Jerzy Lemon was a great visionary and humanitarian. Art served him to defend human dignity. This renaissance man was a social worker, activating various energies, and showed many talents. He had a childish curiosity about the world. His personal charm, erudition and elegance attracted people, artists, students and allies to the construction project of the Gdask Shakespeare Theater.

Basil Krsky is included in the GTS Book of Condolence / Photography by Jerzy Pinkas

For Jurek, the Gdańsk Shakespeare Theater was not only an institution that cultivated the tradition of theatrical art and supported its development, it was also a philosophical concept. There is a very clear theme of art in his thinking, which defends culture against instrumental use not only against human freedom, but also against any ideological exploitation. York expressed this thought in the following words: All attempts to seize people’s minds begin with an attack on the tongue. The indecisive is disgust, distortion and marginalization. And this is what the theater has always opposed. Theater is not just a building in which plays are performed. It is a space in which memory, its codecs, and its language are protected in a certain way. There you cannot pretend or cheat.

From the very beginning, his idea was well known and warmly supported by our mutual friend Andrzej Wajda. If I am tempted to point out a place for Jurik among those greats who have died, I will look for Wajda next door. They were both creators of art and citizens, creating their own businesses, and at the same time, a work space that others entered and felt very comfortable in. They impose nothing on anyone, invite him into a space of creative freedom, and rejoice in the successes of others. They were able to combine their artistic activities with supporting the development of other people’s talents. This is a very rare skill in our time – the time of narcissistic society.

Shakespeare’s theater – idea, place, and thing – was the work of Euric. Together with the European Solidarity Center (ECS), it is one of the most powerful architectural proposals and an ideological redefinition of the Gdansk historical space. Both buildings did not disturb anything, nor did they question the integrity of the historic center of the city, but became a symbol of a new phase of (rebuilding) Gdansk. Shakespeare’s theater and ECS have created a bridge between the past and the future in an ideal way – they are the harbingers of the future, but they serve the past and secure the continuity of memory. They are, for what they are, covering the loopholes that caused the devastation caused by the Third Reich, the war and then communism. It was Yurek’s accomplishments that created a great gift for our generation. The construction of the Shakespeare Theater closes the major phase of rebuilding the city after the fall of communism, which was Bowie Adamovich’s vision.
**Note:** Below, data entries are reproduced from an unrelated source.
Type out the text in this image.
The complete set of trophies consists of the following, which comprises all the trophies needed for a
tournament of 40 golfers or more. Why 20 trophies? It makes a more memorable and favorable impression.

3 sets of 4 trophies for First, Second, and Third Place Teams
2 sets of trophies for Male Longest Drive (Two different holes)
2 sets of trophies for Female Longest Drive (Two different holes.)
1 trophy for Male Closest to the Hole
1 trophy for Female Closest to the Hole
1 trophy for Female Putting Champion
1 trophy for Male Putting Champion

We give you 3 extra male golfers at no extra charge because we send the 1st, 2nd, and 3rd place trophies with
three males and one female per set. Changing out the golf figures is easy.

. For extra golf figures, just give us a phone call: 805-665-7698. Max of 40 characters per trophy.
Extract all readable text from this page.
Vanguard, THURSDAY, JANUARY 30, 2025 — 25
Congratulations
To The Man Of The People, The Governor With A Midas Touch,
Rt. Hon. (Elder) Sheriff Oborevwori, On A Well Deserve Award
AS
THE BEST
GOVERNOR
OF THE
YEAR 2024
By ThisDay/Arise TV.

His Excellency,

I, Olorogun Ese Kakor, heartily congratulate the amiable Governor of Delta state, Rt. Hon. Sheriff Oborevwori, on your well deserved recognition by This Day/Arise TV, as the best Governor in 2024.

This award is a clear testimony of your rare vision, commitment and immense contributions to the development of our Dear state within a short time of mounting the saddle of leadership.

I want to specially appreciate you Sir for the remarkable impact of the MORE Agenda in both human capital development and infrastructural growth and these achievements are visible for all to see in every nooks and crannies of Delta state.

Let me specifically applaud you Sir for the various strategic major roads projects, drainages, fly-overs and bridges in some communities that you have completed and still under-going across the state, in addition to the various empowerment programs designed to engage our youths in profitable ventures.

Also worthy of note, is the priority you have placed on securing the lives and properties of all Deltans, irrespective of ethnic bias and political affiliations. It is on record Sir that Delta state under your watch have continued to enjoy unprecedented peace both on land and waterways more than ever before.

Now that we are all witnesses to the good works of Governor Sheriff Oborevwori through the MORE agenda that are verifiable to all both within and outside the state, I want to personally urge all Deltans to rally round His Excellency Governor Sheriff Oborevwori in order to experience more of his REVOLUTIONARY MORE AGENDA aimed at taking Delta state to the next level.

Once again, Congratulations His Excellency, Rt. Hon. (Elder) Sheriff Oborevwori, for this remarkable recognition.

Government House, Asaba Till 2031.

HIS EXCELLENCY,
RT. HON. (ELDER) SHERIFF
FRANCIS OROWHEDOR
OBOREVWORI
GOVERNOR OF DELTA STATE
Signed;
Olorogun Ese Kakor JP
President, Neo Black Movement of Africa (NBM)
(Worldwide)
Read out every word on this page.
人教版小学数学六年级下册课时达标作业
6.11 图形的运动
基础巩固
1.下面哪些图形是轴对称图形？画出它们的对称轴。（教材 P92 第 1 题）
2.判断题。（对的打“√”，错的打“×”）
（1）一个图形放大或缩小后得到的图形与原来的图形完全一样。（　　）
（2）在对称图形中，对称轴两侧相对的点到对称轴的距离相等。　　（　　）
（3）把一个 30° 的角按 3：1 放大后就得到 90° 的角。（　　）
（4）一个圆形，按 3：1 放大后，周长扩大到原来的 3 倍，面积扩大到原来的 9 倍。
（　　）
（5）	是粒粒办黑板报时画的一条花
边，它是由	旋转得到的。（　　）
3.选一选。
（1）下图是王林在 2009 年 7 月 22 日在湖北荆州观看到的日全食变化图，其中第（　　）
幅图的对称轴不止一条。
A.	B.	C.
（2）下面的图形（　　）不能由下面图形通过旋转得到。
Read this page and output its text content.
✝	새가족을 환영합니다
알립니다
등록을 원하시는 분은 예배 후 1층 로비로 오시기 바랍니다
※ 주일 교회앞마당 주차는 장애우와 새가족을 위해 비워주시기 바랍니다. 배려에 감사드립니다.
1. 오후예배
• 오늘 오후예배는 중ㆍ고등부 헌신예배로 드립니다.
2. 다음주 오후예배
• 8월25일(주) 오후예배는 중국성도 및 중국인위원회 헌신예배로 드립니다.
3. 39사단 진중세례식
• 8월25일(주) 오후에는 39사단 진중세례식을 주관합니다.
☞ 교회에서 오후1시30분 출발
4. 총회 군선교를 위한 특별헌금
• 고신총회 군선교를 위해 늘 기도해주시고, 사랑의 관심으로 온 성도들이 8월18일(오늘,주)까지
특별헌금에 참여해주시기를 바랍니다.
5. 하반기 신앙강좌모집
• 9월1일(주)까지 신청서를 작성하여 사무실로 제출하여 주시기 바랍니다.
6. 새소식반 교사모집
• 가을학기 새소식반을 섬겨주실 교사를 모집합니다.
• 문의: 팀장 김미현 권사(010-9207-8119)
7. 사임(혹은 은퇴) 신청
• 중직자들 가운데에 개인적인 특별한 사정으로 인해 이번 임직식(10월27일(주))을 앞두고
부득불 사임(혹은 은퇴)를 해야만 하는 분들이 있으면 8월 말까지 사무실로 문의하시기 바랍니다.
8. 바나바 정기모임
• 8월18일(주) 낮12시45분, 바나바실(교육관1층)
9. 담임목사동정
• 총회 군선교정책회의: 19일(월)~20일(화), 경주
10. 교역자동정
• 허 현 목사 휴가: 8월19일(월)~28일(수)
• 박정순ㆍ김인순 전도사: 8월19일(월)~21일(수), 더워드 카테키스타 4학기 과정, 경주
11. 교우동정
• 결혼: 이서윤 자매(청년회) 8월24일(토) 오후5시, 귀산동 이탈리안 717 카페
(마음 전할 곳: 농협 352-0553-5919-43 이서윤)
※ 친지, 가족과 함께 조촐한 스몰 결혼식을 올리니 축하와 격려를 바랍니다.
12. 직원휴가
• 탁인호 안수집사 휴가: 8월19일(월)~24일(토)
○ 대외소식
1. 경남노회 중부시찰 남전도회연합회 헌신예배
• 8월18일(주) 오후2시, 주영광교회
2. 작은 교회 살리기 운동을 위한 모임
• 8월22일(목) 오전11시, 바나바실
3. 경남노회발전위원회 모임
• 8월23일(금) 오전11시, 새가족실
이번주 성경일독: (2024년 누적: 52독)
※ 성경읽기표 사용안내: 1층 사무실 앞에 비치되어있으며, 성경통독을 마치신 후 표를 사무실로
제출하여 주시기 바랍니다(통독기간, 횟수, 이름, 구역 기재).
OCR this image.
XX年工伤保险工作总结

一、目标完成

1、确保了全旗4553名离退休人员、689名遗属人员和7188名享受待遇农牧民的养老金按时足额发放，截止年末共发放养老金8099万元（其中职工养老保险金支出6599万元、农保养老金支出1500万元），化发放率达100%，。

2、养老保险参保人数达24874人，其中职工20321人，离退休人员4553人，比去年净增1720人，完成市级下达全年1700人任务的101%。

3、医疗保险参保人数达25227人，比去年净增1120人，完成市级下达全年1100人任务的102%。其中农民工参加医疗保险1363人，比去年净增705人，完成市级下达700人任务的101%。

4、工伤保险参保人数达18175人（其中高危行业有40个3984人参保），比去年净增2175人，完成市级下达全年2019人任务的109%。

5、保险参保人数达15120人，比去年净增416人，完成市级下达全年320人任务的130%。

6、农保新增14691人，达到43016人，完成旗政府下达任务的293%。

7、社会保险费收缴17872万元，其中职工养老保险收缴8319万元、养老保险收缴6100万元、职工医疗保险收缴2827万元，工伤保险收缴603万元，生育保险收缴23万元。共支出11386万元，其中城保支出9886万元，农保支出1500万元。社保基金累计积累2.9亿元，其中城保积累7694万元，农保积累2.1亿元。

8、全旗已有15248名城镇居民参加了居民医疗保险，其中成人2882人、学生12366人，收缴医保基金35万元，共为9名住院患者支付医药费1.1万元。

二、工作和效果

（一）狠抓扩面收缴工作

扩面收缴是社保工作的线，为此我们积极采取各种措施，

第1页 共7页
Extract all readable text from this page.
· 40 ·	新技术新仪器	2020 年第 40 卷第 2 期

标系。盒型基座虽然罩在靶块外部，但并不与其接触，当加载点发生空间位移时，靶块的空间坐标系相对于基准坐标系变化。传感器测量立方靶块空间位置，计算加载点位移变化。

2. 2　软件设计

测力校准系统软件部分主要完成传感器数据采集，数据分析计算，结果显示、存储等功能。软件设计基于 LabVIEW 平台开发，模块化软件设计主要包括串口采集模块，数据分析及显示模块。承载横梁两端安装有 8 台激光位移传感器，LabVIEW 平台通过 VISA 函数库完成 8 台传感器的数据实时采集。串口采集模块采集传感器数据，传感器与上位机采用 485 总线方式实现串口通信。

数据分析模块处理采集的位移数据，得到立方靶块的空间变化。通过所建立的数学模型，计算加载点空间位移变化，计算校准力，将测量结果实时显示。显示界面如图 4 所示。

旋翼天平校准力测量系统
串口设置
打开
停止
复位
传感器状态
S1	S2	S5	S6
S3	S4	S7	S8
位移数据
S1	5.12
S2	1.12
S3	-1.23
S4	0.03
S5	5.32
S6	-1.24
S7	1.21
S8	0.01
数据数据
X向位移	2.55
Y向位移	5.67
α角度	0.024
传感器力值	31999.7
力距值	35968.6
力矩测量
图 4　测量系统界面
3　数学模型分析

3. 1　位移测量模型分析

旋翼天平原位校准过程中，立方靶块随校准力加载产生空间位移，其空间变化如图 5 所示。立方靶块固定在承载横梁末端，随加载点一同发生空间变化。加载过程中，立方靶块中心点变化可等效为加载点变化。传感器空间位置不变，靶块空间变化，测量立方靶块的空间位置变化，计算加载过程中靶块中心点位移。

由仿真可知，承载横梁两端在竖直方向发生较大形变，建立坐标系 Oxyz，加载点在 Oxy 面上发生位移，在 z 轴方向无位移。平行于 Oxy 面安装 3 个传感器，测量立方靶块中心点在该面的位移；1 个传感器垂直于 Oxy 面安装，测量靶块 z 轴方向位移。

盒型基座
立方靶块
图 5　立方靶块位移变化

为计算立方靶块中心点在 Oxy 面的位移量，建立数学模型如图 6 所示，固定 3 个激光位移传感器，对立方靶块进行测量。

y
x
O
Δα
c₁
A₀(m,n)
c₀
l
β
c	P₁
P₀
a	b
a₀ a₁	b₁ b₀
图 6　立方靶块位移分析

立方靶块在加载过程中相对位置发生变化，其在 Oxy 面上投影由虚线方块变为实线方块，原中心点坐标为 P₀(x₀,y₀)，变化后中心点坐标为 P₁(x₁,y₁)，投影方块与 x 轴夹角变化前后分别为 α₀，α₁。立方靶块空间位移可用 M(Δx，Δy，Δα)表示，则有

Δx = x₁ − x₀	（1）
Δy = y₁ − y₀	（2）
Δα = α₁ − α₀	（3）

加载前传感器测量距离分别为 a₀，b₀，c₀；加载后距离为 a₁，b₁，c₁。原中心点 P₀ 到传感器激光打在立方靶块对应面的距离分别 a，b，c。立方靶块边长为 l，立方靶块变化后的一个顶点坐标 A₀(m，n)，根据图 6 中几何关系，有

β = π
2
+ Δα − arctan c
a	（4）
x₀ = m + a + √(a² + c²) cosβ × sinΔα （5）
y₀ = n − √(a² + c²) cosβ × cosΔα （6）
Shakespeare’s theater is a world stage and its deepest idea was, York. And in collaboration with the architect Renato Rizzi, he designed every detail and everything suitable for artists and viewers. It can be said that he brought out this structure as a great stage, where you can play not only Elizabethan drama, but every contemporary theatrical act in the world. The flexibility of this edifice, the openness of the stage, the ceiling that lends itself to stability in less than a minute – this is what he dreamed of at first and then realized. It is a global theater and the first completely from scratch to build a drama theater in Poland in 40 years! He could have invented it this way, because he was a genius expert in world theater, and at the same time a very modest, humble man in the theater art workshop. When I ask him who has found these wonderful productions from different parts of the world that are hosted in Shakespeare’s theater every year, he was a little surprised. I realize I was calling for probation officers. He himself was the curator of the rich program of Shakespeare Theater. At the time, not appreciating the versatility of its uses, I was stuck in the stereotype of an Elizabethan theater expert. He saw all contemporary European and continental shows long before they came to Gdansk.
Both our institution, the European Solidarity Center and the Gdask Shakespeare Theater, opened around the same time. We opened our activity on August 31, 2014, and Jurek opened the theater on September 19. This is what the fate of Gdansk wanted. First, we united through joint activities to spread two new cultural institutions, then programmatic cooperation, and finally friendship. Jurek supported me a lot, inspired me and invited me on an adventure with theater, language and art. I admired his commitment, spirit, and creation only of notable cultural events.

Jurek is no longer with us today, but two modern buildings speak of European Gdańsk. It is its wings and invites you to the city that at the beginning of the twenty-first century sealed the wounds of the disasters of the last century, and whose inhabitants feel that they are full citizens of Europe, in an ideological sense as well. This would not have been possible without Yurek and his charismatic personality. I think Professor Jerzy Lemmon will not be born anytime soon. York was the man of the century.